Zainab Ebrahim/ AP
Zainab Ebrahim/ AP

Lewis Hamilton recebe carta de garoto cujo pai está no corredor da morte no Bahrein: 'Salve meu pai'

Heptacampeão mundial de Fórmula 1 promete não ignorar apelos pela melhora na área dos direitos humanos no Bahrein e em outros países que recebem a categoria

Jerome Pugmire, AP

12 de dezembro de 2020 | 21h09

O atual campeão mundial Lewis Hamilton prometeu não ignorar os apelos para melhorar a aplicação dos direitos humanos no Bahrein e em outros países onde a Fórmula 1 hospede corridas, depois de ler cartas de supostos sobreviventes de tortura e receber o desenho do filho de um barenita que está no corredor da morte.

Antes do Grande Prêmio do Bahrein, Hamilton recebeu cartas de três supostas vítimas de tortura no país. No sábado, o heptacampeão disse: "Acho que definitivamente há um trabalho a ser feito e não vou deixar isso passar despercebido."

Junto às cartas havia uma foto de Ahmed, de 11 anos, que, orgulhosamente, exibe um desenho da Mercedes pilotada por Hamilton. O desenho foi enviado por e-mail à agência de notícias Associated Press, com um apelo pessoal do menino: "Lewis, por favor, salve meu pai."

"Quando eu estava desenhando o carro, pensei que ele poderia salvar meu pai. Nós lutamos todos os dias sem ele, eu realmente espero que ele volte para nós", disse o garoto.

Ele é filho de Mohammed Ramadhan, que, em sua carta a Hamilton, disse que foi preso após apoiar o levante pró-democracia no Bahrein, e, em seguida, supostamente enquadrado em um caso de assassinato, e espancado com barras de ferro para extrair sua confissão.

"Acho que a coisa mais triste para mim é que há um jovem no corredor da morte e isso não está claro... e quando o filho dele me escreve uma carta, isso me atinge.
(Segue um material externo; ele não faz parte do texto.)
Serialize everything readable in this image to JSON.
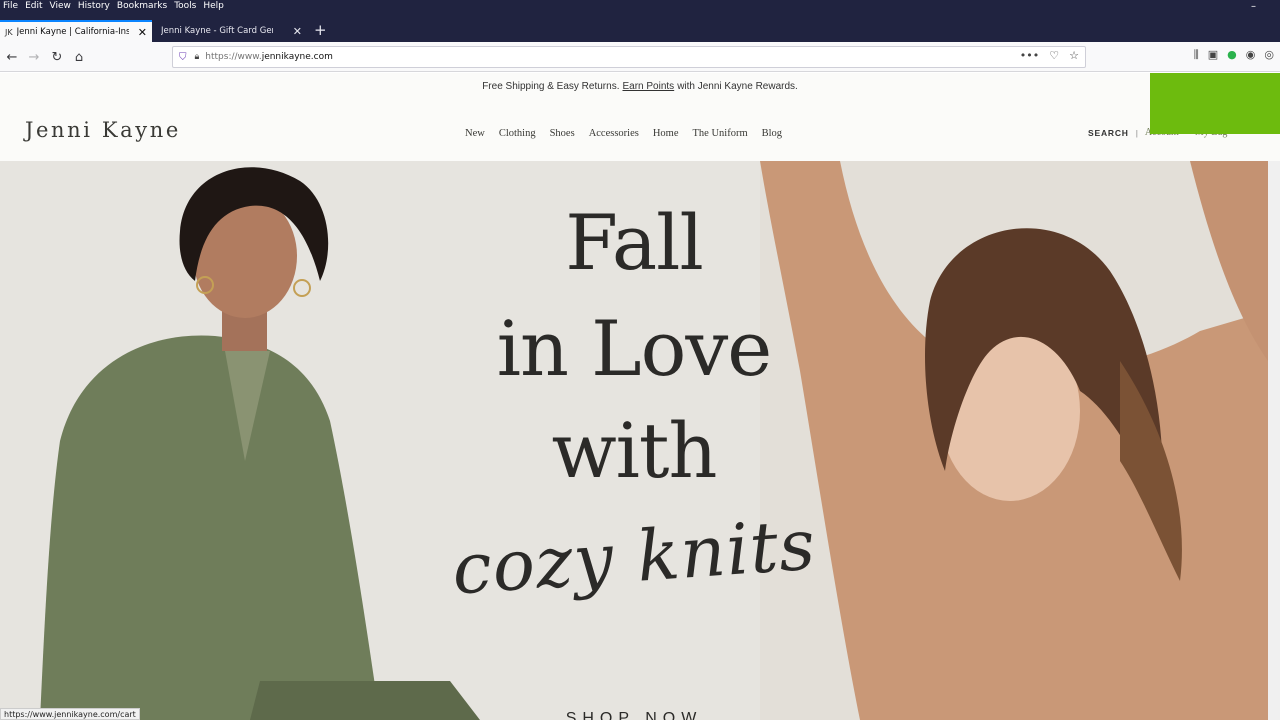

Todas as vidas importam", disse Hamilton, no GP de Abu Dhabi. "Quando eu tiver algum tempo, com certeza vou falar (com as pessoas) e ver como posso impactar positivamente neste fim de semana como um esporte (Fórmula 1) que está avançando".
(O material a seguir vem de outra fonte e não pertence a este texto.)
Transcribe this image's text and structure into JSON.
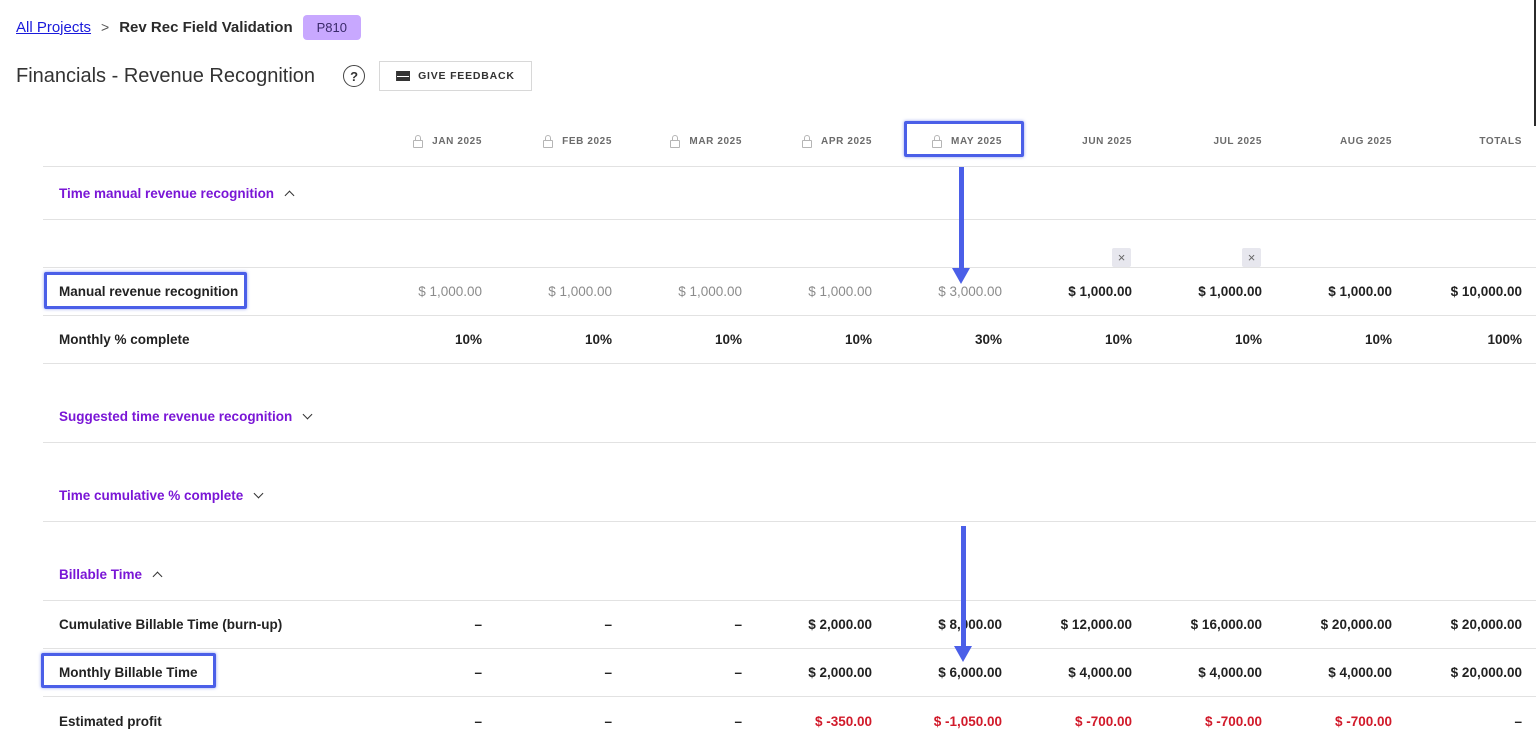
{
  "breadcrumb": {
    "root": "All Projects",
    "separator": ">",
    "current": "Rev Rec Field Validation",
    "badge": "P810"
  },
  "page": {
    "title": "Financials - Revenue Recognition",
    "help": "?",
    "feedback_label": "GIVE FEEDBACK"
  },
  "columns": [
    "JAN 2025",
    "FEB 2025",
    "MAR 2025",
    "APR 2025",
    "MAY 2025",
    "JUN 2025",
    "JUL 2025",
    "AUG 2025",
    "TOTALS"
  ],
  "locked_columns": [
    0,
    1,
    2,
    3,
    4
  ],
  "sections": {
    "time_manual": "Time manual revenue recognition",
    "suggested": "Suggested time revenue recognition",
    "cumulative": "Time cumulative % complete",
    "billable": "Billable Time"
  },
  "rows": {
    "manual": {
      "label": "Manual revenue recognition",
      "values": [
        "$ 1,000.00",
        "$ 1,000.00",
        "$ 1,000.00",
        "$ 1,000.00",
        "$ 3,000.00",
        "$ 1,000.00",
        "$ 1,000.00",
        "$ 1,000.00",
        "$ 10,000.00"
      ]
    },
    "monthly_pct": {
      "label": "Monthly % complete",
      "values": [
        "10%",
        "10%",
        "10%",
        "10%",
        "30%",
        "10%",
        "10%",
        "10%",
        "100%"
      ]
    },
    "cumulative_billable": {
      "label": "Cumulative Billable Time (burn-up)",
      "values": [
        "–",
        "–",
        "–",
        "$ 2,000.00",
        "$ 8,000.00",
        "$ 12,000.00",
        "$ 16,000.00",
        "$ 20,000.00",
        "$ 20,000.00"
      ]
    },
    "monthly_billable": {
      "label": "Monthly Billable Time",
      "values": [
        "–",
        "–",
        "–",
        "$ 2,000.00",
        "$ 6,000.00",
        "$ 4,000.00",
        "$ 4,000.00",
        "$ 4,000.00",
        "$ 20,000.00"
      ]
    },
    "estimated_profit": {
      "label": "Estimated profit",
      "values": [
        "–",
        "–",
        "–",
        "$ -350.00",
        "$ -1,050.00",
        "$ -700.00",
        "$ -700.00",
        "$ -700.00",
        "–"
      ]
    }
  },
  "clear_icon": "×",
  "colors": {
    "accent": "#7a16d6",
    "link": "#1a1adb",
    "badge": "#c8a8ff",
    "negative": "#d11a2a",
    "annotation": "#4b5fe8"
  }
}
Hamilton disse que queria abordar a questão dos direitos humanos com o príncipe herdeiro do Bahrein, Salman bin Hamad Al Khalifa, mas não o pode porque contraiu o novo coronavírus.
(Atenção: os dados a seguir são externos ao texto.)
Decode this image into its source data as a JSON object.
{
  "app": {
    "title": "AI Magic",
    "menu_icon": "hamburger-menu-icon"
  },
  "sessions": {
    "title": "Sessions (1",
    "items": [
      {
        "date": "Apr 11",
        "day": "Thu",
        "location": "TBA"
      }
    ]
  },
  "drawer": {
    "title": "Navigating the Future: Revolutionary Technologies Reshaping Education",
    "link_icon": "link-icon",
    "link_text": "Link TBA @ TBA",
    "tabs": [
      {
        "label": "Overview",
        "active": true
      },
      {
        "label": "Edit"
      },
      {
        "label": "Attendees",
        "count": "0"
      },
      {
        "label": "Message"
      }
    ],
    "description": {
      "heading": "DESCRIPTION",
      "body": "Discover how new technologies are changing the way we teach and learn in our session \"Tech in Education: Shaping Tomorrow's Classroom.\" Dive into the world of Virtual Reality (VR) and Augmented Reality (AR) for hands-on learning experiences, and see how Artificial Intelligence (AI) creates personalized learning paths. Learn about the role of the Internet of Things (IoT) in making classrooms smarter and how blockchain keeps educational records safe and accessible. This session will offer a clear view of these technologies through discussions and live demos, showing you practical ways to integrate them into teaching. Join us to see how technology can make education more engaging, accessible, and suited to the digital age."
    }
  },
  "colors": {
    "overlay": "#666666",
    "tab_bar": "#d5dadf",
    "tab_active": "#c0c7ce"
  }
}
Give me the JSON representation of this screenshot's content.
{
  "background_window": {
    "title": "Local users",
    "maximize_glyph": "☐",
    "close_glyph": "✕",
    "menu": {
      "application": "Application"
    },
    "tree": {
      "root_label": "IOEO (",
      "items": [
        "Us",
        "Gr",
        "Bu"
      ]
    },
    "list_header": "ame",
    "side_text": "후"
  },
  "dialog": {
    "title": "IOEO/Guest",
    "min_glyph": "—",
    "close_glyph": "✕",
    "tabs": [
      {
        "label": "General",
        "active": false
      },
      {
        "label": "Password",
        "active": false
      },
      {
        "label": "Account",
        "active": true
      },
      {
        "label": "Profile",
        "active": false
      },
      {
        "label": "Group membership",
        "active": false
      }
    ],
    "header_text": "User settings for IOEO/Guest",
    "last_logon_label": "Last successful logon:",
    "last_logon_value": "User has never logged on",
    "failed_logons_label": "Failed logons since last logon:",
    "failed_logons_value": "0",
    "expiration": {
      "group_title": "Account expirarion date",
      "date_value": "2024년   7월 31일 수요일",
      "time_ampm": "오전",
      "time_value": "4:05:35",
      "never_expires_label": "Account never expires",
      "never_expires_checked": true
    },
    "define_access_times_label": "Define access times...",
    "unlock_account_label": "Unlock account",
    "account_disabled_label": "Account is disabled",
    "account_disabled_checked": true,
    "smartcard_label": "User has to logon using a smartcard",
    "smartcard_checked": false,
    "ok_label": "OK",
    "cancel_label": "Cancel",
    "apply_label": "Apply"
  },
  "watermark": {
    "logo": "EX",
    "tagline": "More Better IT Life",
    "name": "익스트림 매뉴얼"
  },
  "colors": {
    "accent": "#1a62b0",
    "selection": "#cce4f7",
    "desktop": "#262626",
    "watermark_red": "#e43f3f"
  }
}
"Esperava depois da primeira corrida ter tido tempo de me sentar e falar sobre o assunto com o príncipe herdeiro, mas fiquei de cama durante a maior parte da semana e não pude ver ninguém. Agora, veja, em última análise não é necessariamente minha responsabilidade falar sobre lugares sobre os quais não sei tudo. Mas eu acho que, nós juntos, sempre temos que trabalhar para pressionar por mudanças, por melhorias", disse Hamilton.

A esposa de Mohammed e mãe de três filhos, Zainab Ebrahim, disse que está profundamente traumatizada.

"Este ano foi o mais doloroso ao perceber que a sentença de morte de Mohammed não seria anulada. Viver com essa realidade todos os dias e ter que dizer aos meus filhos que o pai deles nunca voltaria para casa, me dói. Meu marido é um homem inocente, ele não fez nada de errado. Está na hora desse pesadelo acabar."

Os comentários de Zainab foram enviados à AP por meio do diretor do Instituto de Direitos e Democracia do Bahrein, Sayed Ahmed Alwadaei.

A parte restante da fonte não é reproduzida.